Pessoalmente, como já o disse no blogue, tenho uma relação de grande proximidade com o Brasil. O pai nasceu em Moçambique e com a inevitabilidade da independência das províncias ultramarinas, que se veio a verificar em 1974 (Guiné-Bissau) e 1975 (restantes PALOP e Timor), toda a família paterna refugiou-se no Brasil, onde o pai viveu alguns anos da sua juventude e início da vida adulta. Por todos estes motivos, e pese embora o facto de ainda não ter tido o prazer de conhecer o Brasil, sempre vi fotografias, li escritos e ouvi histórias desses anos em que a minha família viveu lá. A primeira esposa do pai era brasileira e tenho um meio-irmão luso-brasileiro. No fundo, também eu me sinto um pouco "brasileiro", com todo o carinho e respeito que isso implica.
Ao Brasil, e mais concretamente ao povo irmão, calorosos cumprimentos e saudações pelos 189 anos de independência.
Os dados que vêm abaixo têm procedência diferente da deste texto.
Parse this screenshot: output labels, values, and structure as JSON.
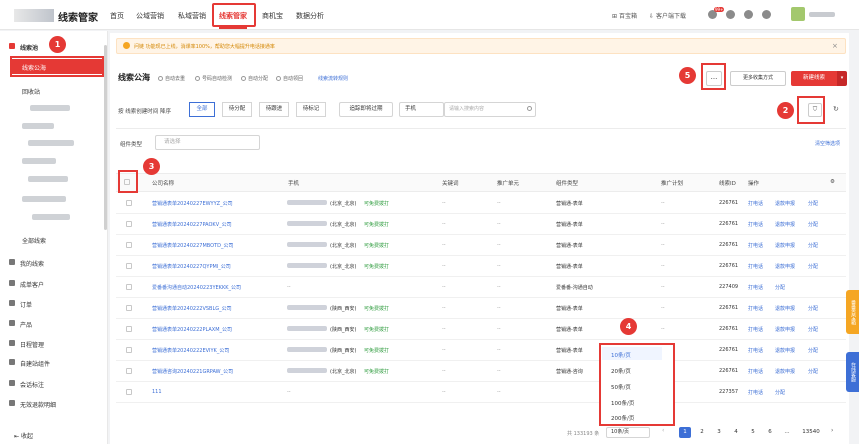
{
  "topnav": {
    "brand": "线索管家",
    "items": [
      "首页",
      "公域营销",
      "私域营销",
      "线索管家",
      "商机宝",
      "数据分析"
    ],
    "tools": [
      "百宝箱",
      "客户端下载"
    ],
    "badge": "99+"
  },
  "sidebar": {
    "group": "线索池",
    "active": "线索公海",
    "items": [
      "回收站",
      "全部线索",
      "我的线索",
      "成单客户",
      "订单",
      "产品",
      "日程管理",
      "自建站组件",
      "会话标注",
      "无效退款明细"
    ],
    "collapse": "收起"
  },
  "markers": [
    "1",
    "2",
    "3",
    "4",
    "5"
  ],
  "banner": {
    "text": "问链 功能现已上线，消课率100%，帮助您大幅提升电话接通率"
  },
  "page": {
    "title": "线索公海",
    "toggles": [
      "自动去重",
      "号码自动检测",
      "自动分配",
      "自动领回"
    ],
    "rule_link": "线索流转规则",
    "more": "...",
    "collect": "更多收集方式",
    "new": "新建线索"
  },
  "filters": {
    "sort_label": "按 线索创建时间 降序",
    "tabs": [
      "全部",
      "待分配",
      "待跟进",
      "待标记"
    ],
    "today": "追踪即将过期",
    "phone": "手机",
    "search_placeholder": "请输入搜索内容",
    "comp_label": "组件类型",
    "comp_placeholder": "请选择",
    "clear": "清空筛选项"
  },
  "table": {
    "headers": [
      "公司名称",
      "手机",
      "关键词",
      "推广单元",
      "组件类型",
      "推广计划",
      "线索ID",
      "操作"
    ],
    "rows": [
      {
        "company": "营销通表单20240227EWYYZ_公司",
        "region": "(北京_北京)",
        "status": "可免费拨打",
        "kw": "--",
        "unit": "--",
        "type": "营销通-表单",
        "plan": "--",
        "id": "226761",
        "ops": [
          "打电话",
          "退款申报",
          "分配"
        ]
      },
      {
        "company": "营销通表单20240227PAOKV_公司",
        "region": "(北京_北京)",
        "status": "可免费拨打",
        "kw": "--",
        "unit": "--",
        "type": "营销通-表单",
        "plan": "--",
        "id": "226761",
        "ops": [
          "打电话",
          "退款申报",
          "分配"
        ]
      },
      {
        "company": "营销通表单20240227MBOTD_公司",
        "region": "(北京_北京)",
        "status": "可免费拨打",
        "kw": "--",
        "unit": "--",
        "type": "营销通-表单",
        "plan": "--",
        "id": "226761",
        "ops": [
          "打电话",
          "退款申报",
          "分配"
        ]
      },
      {
        "company": "营销通表单20240227QYPMI_公司",
        "region": "(北京_北京)",
        "status": "可免费拨打",
        "kw": "--",
        "unit": "--",
        "type": "营销通-表单",
        "plan": "--",
        "id": "226761",
        "ops": [
          "打电话",
          "退款申报",
          "分配"
        ]
      },
      {
        "company": "爱番番沟通自动20240223YEKKK_公司",
        "region": "",
        "status": "",
        "kw": "--",
        "unit": "--",
        "type": "爱番番-沟通自动",
        "plan": "--",
        "id": "227409",
        "ops": [
          "打电话",
          "分配"
        ]
      },
      {
        "company": "营销通表单20240222VSBLG_公司",
        "region": "(陕西_西安)",
        "status": "可免费拨打",
        "kw": "--",
        "unit": "--",
        "type": "营销通-表单",
        "plan": "--",
        "id": "226761",
        "ops": [
          "打电话",
          "退款申报",
          "分配"
        ]
      },
      {
        "company": "营销通表单20240222PLAXM_公司",
        "region": "(陕西_西安)",
        "status": "可免费拨打",
        "kw": "--",
        "unit": "--",
        "type": "营销通-表单",
        "plan": "--",
        "id": "226761",
        "ops": [
          "打电话",
          "退款申报",
          "分配"
        ]
      },
      {
        "company": "营销通表单20240222EVIYK_公司",
        "region": "(陕西_西安)",
        "status": "可免费拨打",
        "kw": "--",
        "unit": "--",
        "type": "营销通-表单",
        "plan": "--",
        "id": "226761",
        "ops": [
          "打电话",
          "退款申报",
          "分配"
        ]
      },
      {
        "company": "营销通咨询20240221GRPAW_公司",
        "region": "(北京_北京)",
        "status": "可免费拨打",
        "kw": "--",
        "unit": "--",
        "type": "营销通-咨询",
        "plan": "--",
        "id": "226761",
        "ops": [
          "打电话",
          "退款申报",
          "分配"
        ]
      },
      {
        "company": "111",
        "region": "",
        "status": "",
        "kw": "--",
        "unit": "--",
        "type": "",
        "plan": "--",
        "id": "227357",
        "ops": [
          "打电话",
          "分配"
        ]
      }
    ]
  },
  "pagination": {
    "total": "共 133193 条",
    "size": "10条/页",
    "options": [
      "10条/页",
      "20条/页",
      "50条/页",
      "100条/页",
      "200条/页"
    ],
    "pages": [
      "1",
      "2",
      "3",
      "4",
      "5",
      "6",
      "...",
      "13540"
    ],
    "current": "1"
  },
  "side_tabs": [
    "番番百宝箱",
    "在线客服"
  ]
}
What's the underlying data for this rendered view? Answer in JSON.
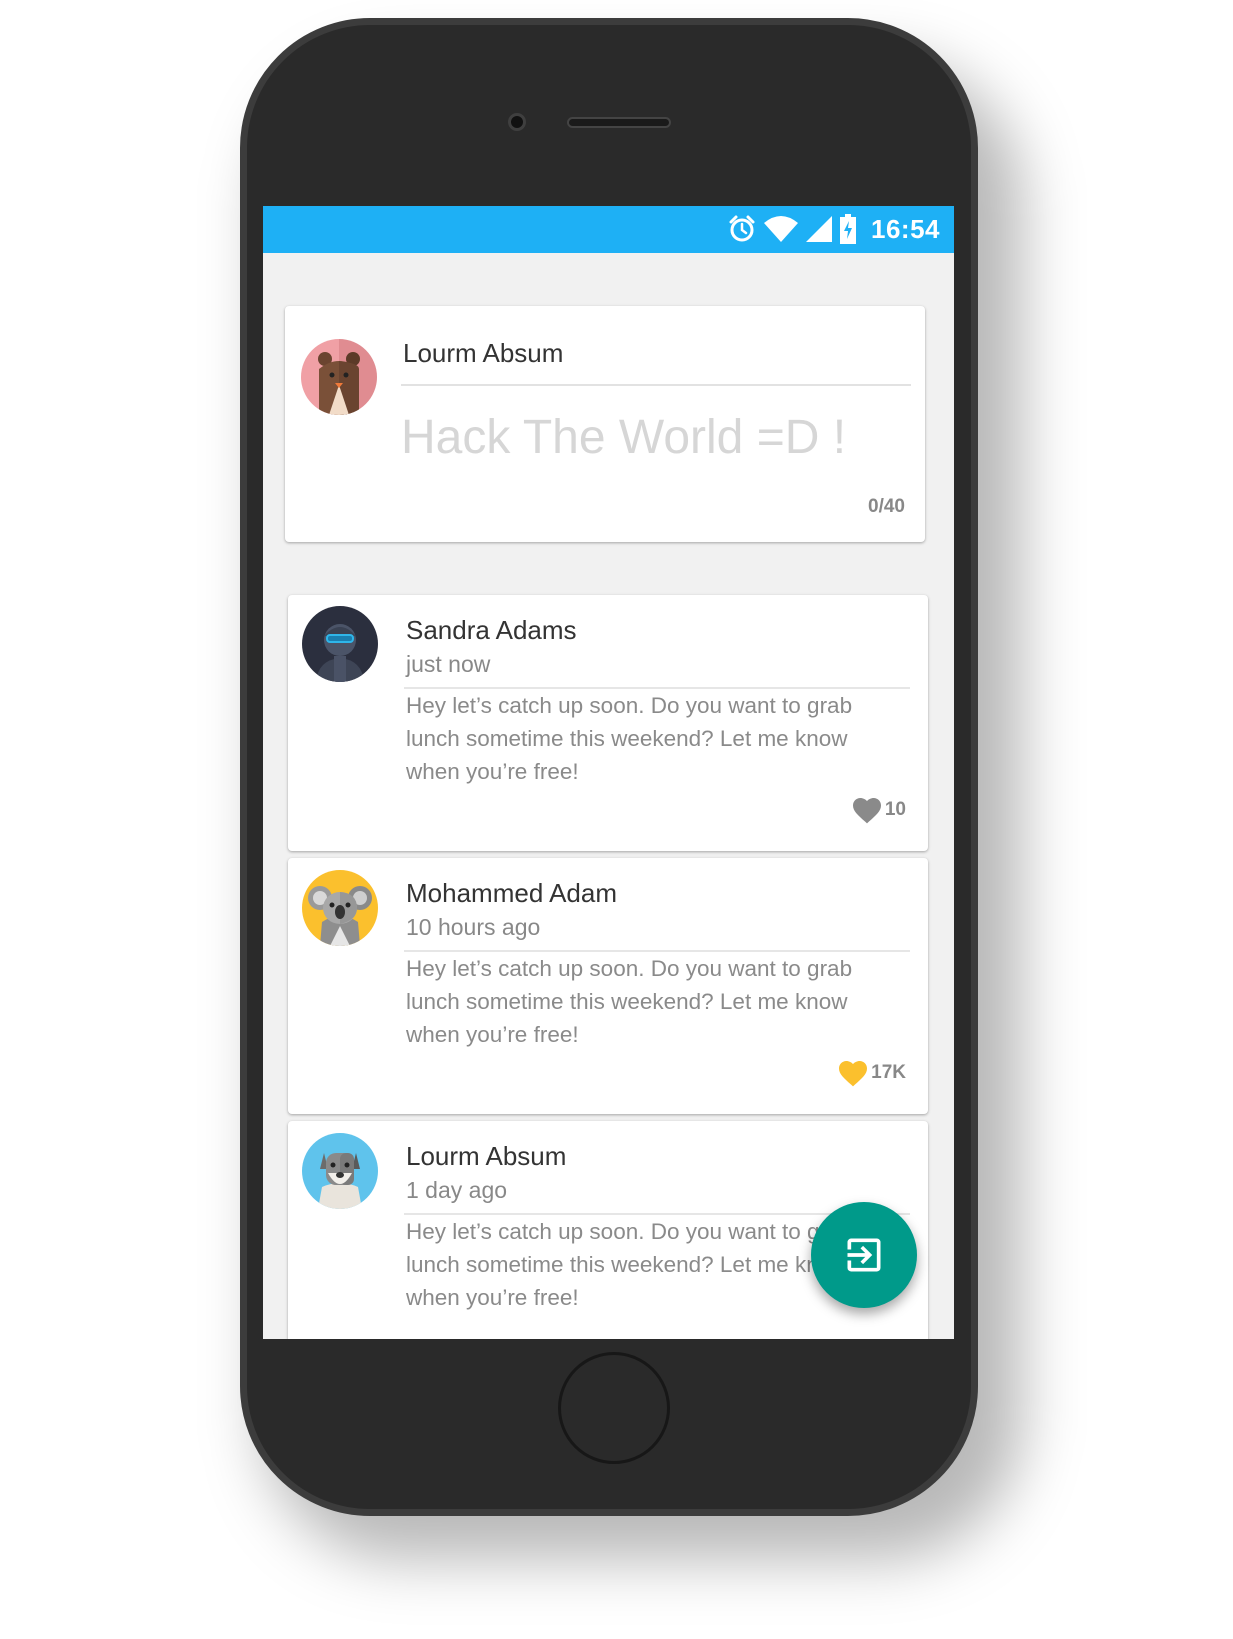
{
  "status_bar": {
    "time": "16:54",
    "icons": [
      "alarm-icon",
      "wifi-icon",
      "signal-icon",
      "battery-charging-icon"
    ],
    "color": "#1eb0f5"
  },
  "compose": {
    "user_name": "Lourm Absum",
    "placeholder": "Hack The World =D !",
    "counter": "0/40",
    "avatar": "bear-avatar"
  },
  "posts": [
    {
      "name": "Sandra Adams",
      "time": "just now",
      "body": "Hey let’s catch up soon. Do you want to grab lunch sometime this weekend? Let me know when you’re free!",
      "likes": "10",
      "liked": false,
      "avatar": "soldier-avatar"
    },
    {
      "name": "Mohammed Adam",
      "time": "10 hours ago",
      "body": "Hey let’s catch up soon. Do you want to grab lunch sometime this weekend? Let me know when you’re free!",
      "likes": "17K",
      "liked": true,
      "avatar": "koala-avatar"
    },
    {
      "name": "Lourm Absum",
      "time": "1 day ago",
      "body": "Hey let’s catch up soon. Do you want to grab lunch sometime this weekend? Let me know when you’re free!",
      "avatar": "dog-avatar"
    }
  ],
  "fab": {
    "icon": "exit-to-app-icon",
    "color": "#009a8a"
  },
  "colors": {
    "heart_liked": "#fbc02d",
    "heart_default": "#8a8a8a"
  }
}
Na imagem: O Grito do Ipiranga por D. Pedro IV de Portugal / I do Brasil (7 de setembro de 1822)



5 de setembro de 2011

Os dias de sabor agreste.


O sabor de cada dia final surge-me como o pior de todos. Má sorte a minha e conseguiria suportar tudo num estado de maior resignação. O sangue corre-me nas veias a velocidade de cruzeiro, quente, latejando interminavelmente num reflexo sentido como um nó no peito. Não quero o sabor do fim. No fundo, rejeito o reinício como uma etapa insuportável, dolorosa, angustiante.
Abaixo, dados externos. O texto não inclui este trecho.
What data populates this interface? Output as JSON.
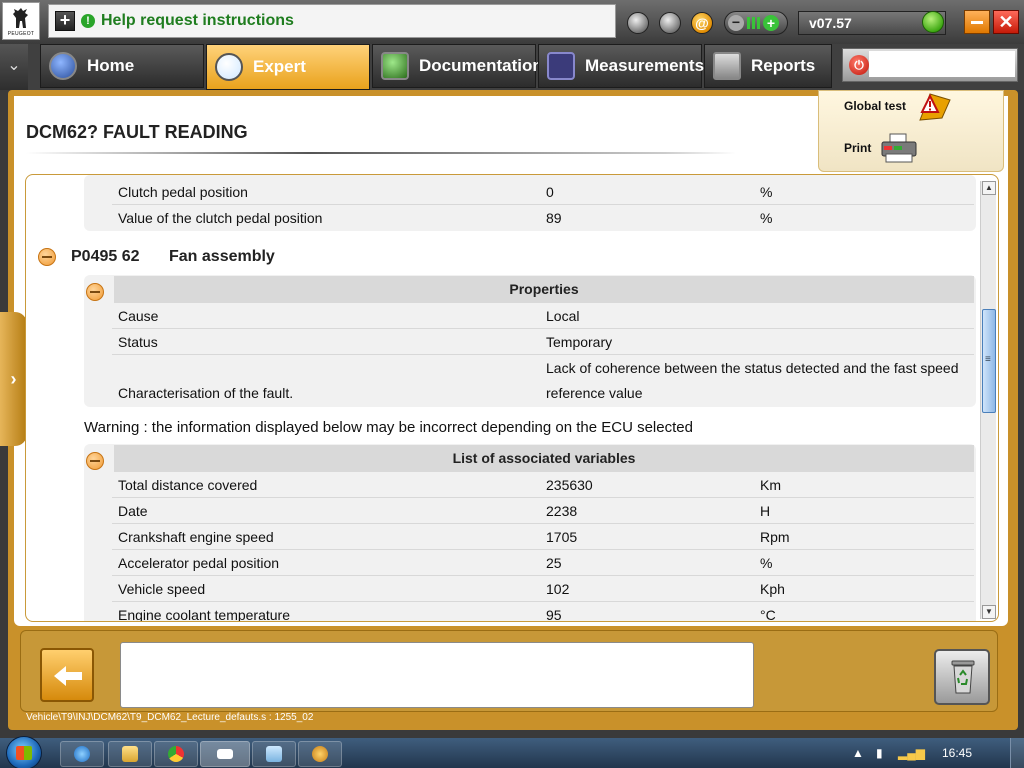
{
  "app": {
    "logo_text": "PEUGEOT",
    "help_title": "Help request instructions",
    "version": "v07.57"
  },
  "tabs": [
    {
      "label": "Home",
      "icon": "home-icon"
    },
    {
      "label": "Expert",
      "icon": "magnifier-icon",
      "active": true
    },
    {
      "label": "Documentation",
      "icon": "documentation-icon"
    },
    {
      "label": "Measurements",
      "icon": "measurements-icon"
    },
    {
      "label": "Reports",
      "icon": "reports-icon"
    }
  ],
  "header": {
    "title": "DCM62?  FAULT READING",
    "global_test_label": "Global test",
    "print_label": "Print"
  },
  "top_rows": [
    {
      "name": "Clutch pedal position",
      "value": "0",
      "unit": "%"
    },
    {
      "name": "Value of the clutch pedal position",
      "value": "89",
      "unit": "%"
    }
  ],
  "fault": {
    "code": "P0495 62",
    "name": "Fan assembly"
  },
  "properties": {
    "header": "Properties",
    "rows": [
      {
        "name": "Cause",
        "value": "Local"
      },
      {
        "name": "Status",
        "value": "Temporary"
      },
      {
        "name": "Characterisation of the fault.",
        "value_line1": "Lack of coherence between the status detected and the fast speed",
        "value_line2": "reference value"
      }
    ]
  },
  "warning": "Warning : the information displayed below may be incorrect depending on the ECU selected",
  "variables": {
    "header": "List of associated variables",
    "rows": [
      {
        "name": "Total distance covered",
        "value": "235630",
        "unit": "Km"
      },
      {
        "name": "Date",
        "value": "2238",
        "unit": "H"
      },
      {
        "name": "Crankshaft engine speed",
        "value": "1705",
        "unit": "Rpm"
      },
      {
        "name": "Accelerator pedal position",
        "value": "25",
        "unit": "%"
      },
      {
        "name": "Vehicle speed",
        "value": "102",
        "unit": "Kph"
      },
      {
        "name": "Engine coolant temperature",
        "value": "95",
        "unit": "°C"
      }
    ]
  },
  "status_path": "Vehicle\\T9\\INJ\\DCM62\\T9_DCM62_Lecture_defauts.s : 1255_02",
  "taskbar": {
    "clock": "16:45"
  },
  "colors": {
    "accent_orange": "#e9a21c",
    "frame_gold": "#c9912a",
    "help_green": "#1f7d1f"
  }
}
Queria ser como todos e gosto de ser como nenhum. Sentir-se-ão indiferentes. Vivem no vácuo de uma existência em que nada é refletido. Um novo amanhã não terá mais de novo do que o inesperado. Será igual a hoje, pensarão, como foi igual a ontem. A mim, o amanhã é mais do que poderei suportar. Fundei bases no hoje que se perpetuaria, mau grado não ter esse poder, para sempre.

Se dissesse que anseio os rostos, mentiria. Mentiria como quando dissimulo mal um sorriso, os vários que, porventura, esboço ao longo daquelas horas. Ah, rejeito-vos não vos querendo rejeitar, encaro-vos desejando a última vez. Como gostaria de ser sensível às sucessivas presenças; como gostaria de ansiar o momento expectável. Sinto-me frio sem o ser, talvez apático, mas também sinto a dor que não sentem e isso poderá explicar este alheamento genético.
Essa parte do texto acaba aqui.